Today we had a brainstorming meeting with the business analyst for one of our major clients. We pitched a wireframe for a workflow addition to the application.

The analyst was excited. This fell in line with a meeting she’d had earlier. The main decision there was to replace a large portion of the UI with Microsoft Excel templates. Users don’t like the UI and want to just use the Excel spreadsheets they already have for passing data back and forth.

One of my co-workers sighed, “Users just like Excel. It’s got to be the most successful product ever.”

I’ve seen this repeatedly. I’m tasked to build a web-based UI to automate
business processes. Once it goes live, I find out users don’t want to use the UI — and always seem to wish they could just use Excel instead. And businesses seem unwilling to force users to use the custom application that seemed so important six months to a year before.

There’s certainly a requirements gathering and design problem that’s usually fundamental to causing this problem. There’s frequently also a training problem once the application is launched.

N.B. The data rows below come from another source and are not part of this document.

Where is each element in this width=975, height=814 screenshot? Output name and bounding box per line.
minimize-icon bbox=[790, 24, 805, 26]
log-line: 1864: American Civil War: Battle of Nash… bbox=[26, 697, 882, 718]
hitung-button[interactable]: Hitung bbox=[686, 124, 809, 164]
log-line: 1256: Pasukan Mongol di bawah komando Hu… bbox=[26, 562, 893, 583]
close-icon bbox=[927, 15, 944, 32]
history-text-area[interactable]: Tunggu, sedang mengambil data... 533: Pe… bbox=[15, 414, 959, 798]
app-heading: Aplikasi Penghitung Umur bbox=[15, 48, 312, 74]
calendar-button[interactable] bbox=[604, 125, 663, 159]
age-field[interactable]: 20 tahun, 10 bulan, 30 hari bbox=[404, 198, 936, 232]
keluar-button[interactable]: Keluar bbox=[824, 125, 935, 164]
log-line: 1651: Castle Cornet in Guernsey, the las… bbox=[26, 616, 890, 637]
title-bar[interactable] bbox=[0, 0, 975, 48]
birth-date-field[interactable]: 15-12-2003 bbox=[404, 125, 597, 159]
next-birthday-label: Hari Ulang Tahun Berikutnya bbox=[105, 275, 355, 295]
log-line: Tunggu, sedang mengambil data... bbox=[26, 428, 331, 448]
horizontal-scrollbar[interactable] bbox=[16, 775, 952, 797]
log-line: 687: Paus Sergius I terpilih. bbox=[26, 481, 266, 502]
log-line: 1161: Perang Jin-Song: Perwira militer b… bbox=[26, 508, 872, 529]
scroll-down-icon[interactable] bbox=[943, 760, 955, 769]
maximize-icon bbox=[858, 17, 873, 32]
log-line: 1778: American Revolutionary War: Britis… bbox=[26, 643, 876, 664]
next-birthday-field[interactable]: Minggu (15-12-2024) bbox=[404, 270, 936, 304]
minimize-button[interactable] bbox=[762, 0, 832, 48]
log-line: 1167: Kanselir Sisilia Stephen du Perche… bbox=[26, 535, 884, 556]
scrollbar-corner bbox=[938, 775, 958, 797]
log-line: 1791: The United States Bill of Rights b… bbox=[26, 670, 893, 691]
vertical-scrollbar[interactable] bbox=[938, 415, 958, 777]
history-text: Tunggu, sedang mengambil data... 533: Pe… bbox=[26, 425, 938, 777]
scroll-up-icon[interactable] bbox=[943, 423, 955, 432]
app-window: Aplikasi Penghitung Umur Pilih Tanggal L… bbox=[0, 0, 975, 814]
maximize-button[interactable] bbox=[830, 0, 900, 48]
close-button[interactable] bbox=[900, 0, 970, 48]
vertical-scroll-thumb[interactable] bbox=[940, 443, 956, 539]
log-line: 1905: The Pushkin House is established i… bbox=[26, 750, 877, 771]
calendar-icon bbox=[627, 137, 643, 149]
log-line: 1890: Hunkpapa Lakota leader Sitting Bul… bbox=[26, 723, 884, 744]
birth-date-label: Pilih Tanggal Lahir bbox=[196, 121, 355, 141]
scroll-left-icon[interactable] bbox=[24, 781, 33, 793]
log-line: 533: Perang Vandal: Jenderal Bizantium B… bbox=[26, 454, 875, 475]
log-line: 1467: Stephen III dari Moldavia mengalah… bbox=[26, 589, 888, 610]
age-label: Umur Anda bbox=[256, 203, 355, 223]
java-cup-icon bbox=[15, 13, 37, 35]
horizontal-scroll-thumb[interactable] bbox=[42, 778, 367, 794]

But why is it always Excel that people want to hang on to? Why is it so useful that it seems to drive a huge portion of business processes in companies large and small?

I think a large part of its appeal is the low barrier to entry - it’s pretty easy to create a simple spreadsheet. It’s easy to learn the basics of how to add fields and other simple functions. And it’s easier to format than Word. All this despite a fairly unintuitive UI.

What can we learn from the high use of Excel? What can we apply from those lessons to our own applications?